For Mr. Shireman, the bill’s enactment completed a project he began in the early 1990s as an aide to Sen. Paul M. Simon, Democrat of Illinois, and continued as a senior education-policy adviser in the Clinton administration.
But it was the strides he made in simplifying the Free Application for Federal Student Aid that Mr. Shireman cites as his proudest accomplishment. For years, student-aid experts had advocated for allowing Fafsa filers to import information from their income-tax returns electronically, saying it would save applicants time and frustration while reducing the transcription errors that can occur when parents and students copy information from their tax forms onto the Fafsa. But the Internal Revenue Service had long been reluctant to take on the additional workload. During his first year in Washington, Mr.

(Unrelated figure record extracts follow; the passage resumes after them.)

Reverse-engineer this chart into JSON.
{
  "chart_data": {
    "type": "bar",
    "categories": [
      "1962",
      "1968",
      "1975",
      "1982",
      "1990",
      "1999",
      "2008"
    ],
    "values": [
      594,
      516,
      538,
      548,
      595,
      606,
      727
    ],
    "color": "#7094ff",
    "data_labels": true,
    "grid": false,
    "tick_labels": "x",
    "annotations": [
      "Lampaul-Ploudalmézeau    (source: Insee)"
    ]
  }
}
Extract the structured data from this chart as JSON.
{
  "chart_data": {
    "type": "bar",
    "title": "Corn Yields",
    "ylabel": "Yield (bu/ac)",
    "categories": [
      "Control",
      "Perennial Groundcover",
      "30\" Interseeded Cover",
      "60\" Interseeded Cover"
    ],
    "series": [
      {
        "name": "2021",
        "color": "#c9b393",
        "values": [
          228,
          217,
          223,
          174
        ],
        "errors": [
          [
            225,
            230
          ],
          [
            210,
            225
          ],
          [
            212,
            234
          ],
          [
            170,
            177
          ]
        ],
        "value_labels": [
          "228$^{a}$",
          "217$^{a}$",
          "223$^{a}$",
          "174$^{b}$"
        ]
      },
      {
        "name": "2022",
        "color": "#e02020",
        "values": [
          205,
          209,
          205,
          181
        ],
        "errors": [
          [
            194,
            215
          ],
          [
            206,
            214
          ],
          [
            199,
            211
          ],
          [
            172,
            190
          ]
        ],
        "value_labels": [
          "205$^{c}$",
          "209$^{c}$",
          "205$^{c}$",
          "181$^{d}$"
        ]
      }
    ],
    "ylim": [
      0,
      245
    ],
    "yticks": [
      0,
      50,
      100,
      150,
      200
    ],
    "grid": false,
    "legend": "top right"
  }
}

Shireman brokered an agreement between the Education Department and the IRS that allowed the agencies to share some information.
“It was kind of quiet and behind the scenes and difficult and complicated, but the team got it done,” Mr. Shireman said in an interview on Monday. “Because it wasn’t fighting special interests, it didn’t get major press attention. But when I’ve been out at colleges and in the community, they notice, and that feels great.”
Still, Mr. Shireman didn’t achieve everything he’d hoped to during his time in Washington. While ending the bank-based student-loan program freed up billions of dollars in subsidies to lenders that could be redirected to student aid and community colleges, delays in passing the student-loan measure (HR 4872) meant that there was much less money for the programs than originally projected. In the end, Congress rejected the president’s plan to make Pell Grants an entitlement and index the maximum award to the Consumer Price Index plus one percentage point, instead providing a slight bump in the maximum award, followed by an inflationary increase. On Monday, Mr. Shireman said his biggest disappointment was not getting a full Pell entitlement.
It’s unclear who will replace Mr. Shireman as the department’s point person on higher-education issues. But whoever succeeds him is unlikely to have the opportunity to expand student aid that Mr. Shireman had. Even with cuts, the student-loan bill provided $43-billion for spending on education programs. That kind of money, says Thomas A. Butts, a former University of Michigan lobbyist and longtime direct-loan supporter, “is not likely to be around for awhile.”
“Sometimes decades pass before an opportunity like the one that’s just been enacted comes around,” he said.